Ernesto Che Guevara'ya göre (1989: 10, 12, 16-18) iki ayrı tip gerilla savaşı vardır: Birincisi, büyük düzenli orduların tamamlayıcısı olan mücadele şeklidir;
örneğin, Sovyetler Birliği'nde Ukraynalı partizanlarda olduğu gibi. Guevara'nın üzerinde durduğu ise ikinci biçimdir: Sömürge olsun olmasın, kurulu iktidara karşı mücadele içinde ilerleyen, tek üs olarak kırsal bölgelerde yerleşen ve yayılan silahlı bir grubun mücadelesi. Guevara gerilla savaşını klâsik savaşın bir aşaması olarak kabul eder ve ona göre gerilla savaşı bunun bütün yasalarınca yönetilmelidir. Böylece gerilla savaşı ile özünde sadece pragmatik öznel kurallara dayanan esasında kuralsız olan terörizm birbirinden ayrılır. Guevara gerilla savaşının başlangıçtaki temel görevinin imhadan kendini korumak olduğunun altını çizer ve böylece gerilla savaşı bir çeşit son kurtuluş hareketi olarak karşımıza çıkar. Oysa terörizm baskının azaldığı ve göreceli olarak özgürlük ortamının oluştuğu bir ortamda oluşmaktadır.
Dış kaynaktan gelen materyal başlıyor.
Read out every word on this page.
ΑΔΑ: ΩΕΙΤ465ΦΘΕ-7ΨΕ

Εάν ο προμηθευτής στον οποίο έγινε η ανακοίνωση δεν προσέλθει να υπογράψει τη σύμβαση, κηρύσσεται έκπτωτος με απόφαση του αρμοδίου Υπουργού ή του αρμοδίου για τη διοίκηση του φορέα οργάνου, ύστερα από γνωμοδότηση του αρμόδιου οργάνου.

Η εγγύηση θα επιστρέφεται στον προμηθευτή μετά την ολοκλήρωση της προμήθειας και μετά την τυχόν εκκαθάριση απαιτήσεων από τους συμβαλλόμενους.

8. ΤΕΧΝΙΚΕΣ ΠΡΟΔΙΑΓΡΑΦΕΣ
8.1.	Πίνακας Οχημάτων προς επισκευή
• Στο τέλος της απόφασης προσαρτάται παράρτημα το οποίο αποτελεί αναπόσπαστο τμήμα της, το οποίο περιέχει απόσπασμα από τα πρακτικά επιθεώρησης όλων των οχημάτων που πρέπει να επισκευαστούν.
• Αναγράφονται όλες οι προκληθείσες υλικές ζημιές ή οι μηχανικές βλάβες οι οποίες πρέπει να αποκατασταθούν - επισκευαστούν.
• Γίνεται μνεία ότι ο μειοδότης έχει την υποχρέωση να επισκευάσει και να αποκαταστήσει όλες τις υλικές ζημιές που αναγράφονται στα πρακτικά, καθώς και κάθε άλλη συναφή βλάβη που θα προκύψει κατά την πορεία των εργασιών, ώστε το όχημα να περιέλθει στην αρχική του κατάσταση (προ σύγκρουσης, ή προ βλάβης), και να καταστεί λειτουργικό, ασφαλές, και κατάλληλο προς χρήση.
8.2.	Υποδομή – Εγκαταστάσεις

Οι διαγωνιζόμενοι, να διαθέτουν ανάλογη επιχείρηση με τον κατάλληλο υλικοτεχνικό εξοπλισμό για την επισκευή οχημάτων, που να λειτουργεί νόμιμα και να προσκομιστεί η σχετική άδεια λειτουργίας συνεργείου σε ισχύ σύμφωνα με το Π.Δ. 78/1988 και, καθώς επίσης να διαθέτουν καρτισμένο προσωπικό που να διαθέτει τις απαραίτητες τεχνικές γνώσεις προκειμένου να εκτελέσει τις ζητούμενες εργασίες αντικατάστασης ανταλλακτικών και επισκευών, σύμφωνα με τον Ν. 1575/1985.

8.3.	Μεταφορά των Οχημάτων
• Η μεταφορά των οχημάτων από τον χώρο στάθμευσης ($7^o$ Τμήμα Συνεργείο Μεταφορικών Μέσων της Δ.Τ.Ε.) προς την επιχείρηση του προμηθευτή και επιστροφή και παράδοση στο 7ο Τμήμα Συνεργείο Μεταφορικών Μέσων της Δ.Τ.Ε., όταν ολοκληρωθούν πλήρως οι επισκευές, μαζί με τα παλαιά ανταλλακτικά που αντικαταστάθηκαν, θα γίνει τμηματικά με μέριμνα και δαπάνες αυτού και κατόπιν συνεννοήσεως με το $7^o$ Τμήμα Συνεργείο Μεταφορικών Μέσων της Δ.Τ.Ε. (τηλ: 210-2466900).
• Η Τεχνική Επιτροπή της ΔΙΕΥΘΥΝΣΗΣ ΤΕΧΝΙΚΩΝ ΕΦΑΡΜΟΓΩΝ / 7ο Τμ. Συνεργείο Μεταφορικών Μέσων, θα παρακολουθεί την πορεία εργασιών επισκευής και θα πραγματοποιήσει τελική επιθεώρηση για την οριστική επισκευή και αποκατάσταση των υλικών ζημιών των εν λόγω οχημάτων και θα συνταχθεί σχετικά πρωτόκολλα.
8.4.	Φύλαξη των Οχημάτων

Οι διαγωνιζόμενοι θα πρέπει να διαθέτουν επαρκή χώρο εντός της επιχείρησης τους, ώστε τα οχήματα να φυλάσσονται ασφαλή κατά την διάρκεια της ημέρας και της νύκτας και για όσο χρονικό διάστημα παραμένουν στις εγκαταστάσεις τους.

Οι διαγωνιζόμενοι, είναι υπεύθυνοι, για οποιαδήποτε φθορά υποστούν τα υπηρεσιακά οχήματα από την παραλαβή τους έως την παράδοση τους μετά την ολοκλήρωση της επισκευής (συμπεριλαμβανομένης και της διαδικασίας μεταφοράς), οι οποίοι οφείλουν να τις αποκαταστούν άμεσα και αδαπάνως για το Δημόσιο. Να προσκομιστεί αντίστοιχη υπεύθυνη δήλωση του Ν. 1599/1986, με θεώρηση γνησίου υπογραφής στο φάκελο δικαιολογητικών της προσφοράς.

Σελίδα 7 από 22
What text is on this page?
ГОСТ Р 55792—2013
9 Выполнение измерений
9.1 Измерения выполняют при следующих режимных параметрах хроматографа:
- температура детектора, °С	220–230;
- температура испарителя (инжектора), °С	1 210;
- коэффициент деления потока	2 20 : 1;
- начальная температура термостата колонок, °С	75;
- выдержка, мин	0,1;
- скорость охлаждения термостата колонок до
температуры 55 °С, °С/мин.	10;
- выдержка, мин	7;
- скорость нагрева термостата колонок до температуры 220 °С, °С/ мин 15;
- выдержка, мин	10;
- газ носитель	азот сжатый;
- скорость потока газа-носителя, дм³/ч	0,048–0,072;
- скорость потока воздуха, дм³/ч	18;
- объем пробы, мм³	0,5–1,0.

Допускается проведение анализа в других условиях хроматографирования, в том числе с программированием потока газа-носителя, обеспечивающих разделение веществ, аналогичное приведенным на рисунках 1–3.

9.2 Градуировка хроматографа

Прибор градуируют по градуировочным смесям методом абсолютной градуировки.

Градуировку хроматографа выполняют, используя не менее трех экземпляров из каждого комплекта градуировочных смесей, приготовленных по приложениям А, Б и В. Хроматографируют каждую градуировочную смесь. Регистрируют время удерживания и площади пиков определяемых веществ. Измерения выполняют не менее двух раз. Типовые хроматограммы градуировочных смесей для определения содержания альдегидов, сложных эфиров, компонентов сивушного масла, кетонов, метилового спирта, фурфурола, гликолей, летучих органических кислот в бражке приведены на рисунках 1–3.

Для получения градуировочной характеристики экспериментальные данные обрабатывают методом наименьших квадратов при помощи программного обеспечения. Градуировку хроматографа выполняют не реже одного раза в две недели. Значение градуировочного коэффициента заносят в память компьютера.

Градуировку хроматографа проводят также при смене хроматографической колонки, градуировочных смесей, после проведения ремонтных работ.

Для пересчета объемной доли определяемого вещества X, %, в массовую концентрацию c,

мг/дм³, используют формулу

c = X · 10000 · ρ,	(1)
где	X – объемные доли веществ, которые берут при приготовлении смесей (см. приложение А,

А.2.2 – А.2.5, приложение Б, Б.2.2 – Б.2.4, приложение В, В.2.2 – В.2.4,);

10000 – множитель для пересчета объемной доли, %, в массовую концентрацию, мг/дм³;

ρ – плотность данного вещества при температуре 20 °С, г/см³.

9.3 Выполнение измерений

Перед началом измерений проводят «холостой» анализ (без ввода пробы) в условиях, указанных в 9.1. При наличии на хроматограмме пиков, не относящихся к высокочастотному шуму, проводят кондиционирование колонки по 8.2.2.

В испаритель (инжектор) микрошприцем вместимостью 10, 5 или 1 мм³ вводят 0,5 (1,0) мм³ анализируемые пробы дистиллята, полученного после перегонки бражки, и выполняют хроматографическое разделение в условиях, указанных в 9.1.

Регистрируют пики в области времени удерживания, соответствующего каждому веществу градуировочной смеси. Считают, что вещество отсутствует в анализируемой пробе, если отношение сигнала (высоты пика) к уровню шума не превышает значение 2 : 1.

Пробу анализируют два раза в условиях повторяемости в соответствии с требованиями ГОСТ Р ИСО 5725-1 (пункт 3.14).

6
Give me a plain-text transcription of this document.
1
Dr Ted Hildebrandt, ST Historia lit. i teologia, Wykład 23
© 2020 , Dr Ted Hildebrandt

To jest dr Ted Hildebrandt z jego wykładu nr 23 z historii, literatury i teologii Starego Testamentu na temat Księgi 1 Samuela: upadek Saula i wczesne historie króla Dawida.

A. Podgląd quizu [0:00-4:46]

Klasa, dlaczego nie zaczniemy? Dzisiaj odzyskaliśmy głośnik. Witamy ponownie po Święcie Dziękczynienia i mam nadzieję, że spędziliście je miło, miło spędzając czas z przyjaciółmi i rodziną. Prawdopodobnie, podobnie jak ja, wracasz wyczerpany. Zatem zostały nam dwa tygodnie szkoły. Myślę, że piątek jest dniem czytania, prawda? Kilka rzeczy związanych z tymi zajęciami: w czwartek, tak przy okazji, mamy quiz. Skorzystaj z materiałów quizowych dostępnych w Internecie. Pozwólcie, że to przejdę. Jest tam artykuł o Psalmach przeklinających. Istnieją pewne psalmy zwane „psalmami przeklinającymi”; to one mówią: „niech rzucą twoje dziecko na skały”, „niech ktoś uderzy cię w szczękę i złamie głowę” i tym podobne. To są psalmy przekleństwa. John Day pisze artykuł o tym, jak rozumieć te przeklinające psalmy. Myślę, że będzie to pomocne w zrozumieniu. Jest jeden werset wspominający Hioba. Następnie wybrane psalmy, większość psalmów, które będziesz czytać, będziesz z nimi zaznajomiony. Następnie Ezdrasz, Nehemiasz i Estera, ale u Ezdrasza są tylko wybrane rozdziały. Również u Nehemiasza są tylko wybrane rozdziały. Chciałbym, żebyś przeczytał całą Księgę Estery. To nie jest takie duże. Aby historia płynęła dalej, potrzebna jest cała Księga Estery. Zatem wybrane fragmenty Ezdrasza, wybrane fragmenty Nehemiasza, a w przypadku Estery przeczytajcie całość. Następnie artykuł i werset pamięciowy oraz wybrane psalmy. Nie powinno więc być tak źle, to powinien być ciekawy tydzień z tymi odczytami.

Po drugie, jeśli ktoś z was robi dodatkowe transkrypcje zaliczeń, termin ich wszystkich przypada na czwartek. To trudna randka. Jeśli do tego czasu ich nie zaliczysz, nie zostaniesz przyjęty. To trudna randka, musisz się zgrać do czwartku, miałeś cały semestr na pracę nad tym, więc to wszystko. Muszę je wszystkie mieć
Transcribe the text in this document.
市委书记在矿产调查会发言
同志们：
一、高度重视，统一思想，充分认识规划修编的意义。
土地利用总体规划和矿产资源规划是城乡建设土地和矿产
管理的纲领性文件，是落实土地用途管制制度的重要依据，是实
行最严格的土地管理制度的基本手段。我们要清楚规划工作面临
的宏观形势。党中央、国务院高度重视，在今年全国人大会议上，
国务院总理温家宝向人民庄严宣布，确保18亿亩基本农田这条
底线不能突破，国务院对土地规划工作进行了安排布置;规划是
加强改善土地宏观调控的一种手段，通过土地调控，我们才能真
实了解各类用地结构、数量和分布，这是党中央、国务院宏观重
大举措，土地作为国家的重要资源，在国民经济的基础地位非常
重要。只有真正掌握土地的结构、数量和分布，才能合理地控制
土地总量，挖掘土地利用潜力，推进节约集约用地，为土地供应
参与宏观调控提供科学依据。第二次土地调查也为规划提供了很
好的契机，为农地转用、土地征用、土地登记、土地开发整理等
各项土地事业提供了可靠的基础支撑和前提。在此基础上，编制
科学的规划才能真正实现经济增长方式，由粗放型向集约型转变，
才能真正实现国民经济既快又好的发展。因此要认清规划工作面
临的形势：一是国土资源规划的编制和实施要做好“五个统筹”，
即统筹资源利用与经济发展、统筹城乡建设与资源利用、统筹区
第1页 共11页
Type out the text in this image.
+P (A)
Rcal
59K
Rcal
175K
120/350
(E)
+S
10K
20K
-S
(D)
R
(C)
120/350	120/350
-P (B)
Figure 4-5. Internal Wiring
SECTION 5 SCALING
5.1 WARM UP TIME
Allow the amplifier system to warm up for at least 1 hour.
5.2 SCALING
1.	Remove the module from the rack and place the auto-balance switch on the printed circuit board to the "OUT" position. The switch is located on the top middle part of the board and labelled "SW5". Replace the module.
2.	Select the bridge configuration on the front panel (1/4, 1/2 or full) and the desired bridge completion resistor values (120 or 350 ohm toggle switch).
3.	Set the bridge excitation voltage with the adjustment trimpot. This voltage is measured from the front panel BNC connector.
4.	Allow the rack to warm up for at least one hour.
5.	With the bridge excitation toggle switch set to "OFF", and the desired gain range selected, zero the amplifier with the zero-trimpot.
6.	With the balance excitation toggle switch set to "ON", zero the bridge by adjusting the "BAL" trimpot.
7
Diğer bir deyişle demokratik rejimler nitelikleri gereği, totaliter ve otoriter rejimlerden daha fazla terörizmden etkilenirler (Hazır, 2001: 44). Örneğin, Batı
Almanya'da sol terörizm sağcı baskıların yoğunlaştığı bir dönemde değil, tam aksinesosyal demokratların ilk kez hükümete girdiği bir dönemde uç vermiştir (Laqueur,
2002: 129).
Guevara (kurtuluscephesi, 2013) gerilla taktiğinin önemli bir öğesi olarak tüm insanlara karşı takınılacak tavırdan da söz eder. Ona göre düşmana karşı davranış başlı başına önem taşır: Saldırı büyük bir şiddetle yapılmalıdır aynı şekilde hafiyeliğe, cinayet işlemeye kalkışan bütün nefret verici unsurlara karşı da aynı tutum söz konusudur; fakat askeri görevlerini yerine getirmek için dövüşen ya da öyle sanan askerlere karşı olanaklar elverdiği ölçüde merhametli olunmalıdır, büyük harekât üsleri ya da düşmanın erişemediği yerler yoksa esir alınmamalıdır; hayatta kalanlar serbest bırakılmalı, yaralılar, tüm çarelere başvurularak tedavi edilmelidir.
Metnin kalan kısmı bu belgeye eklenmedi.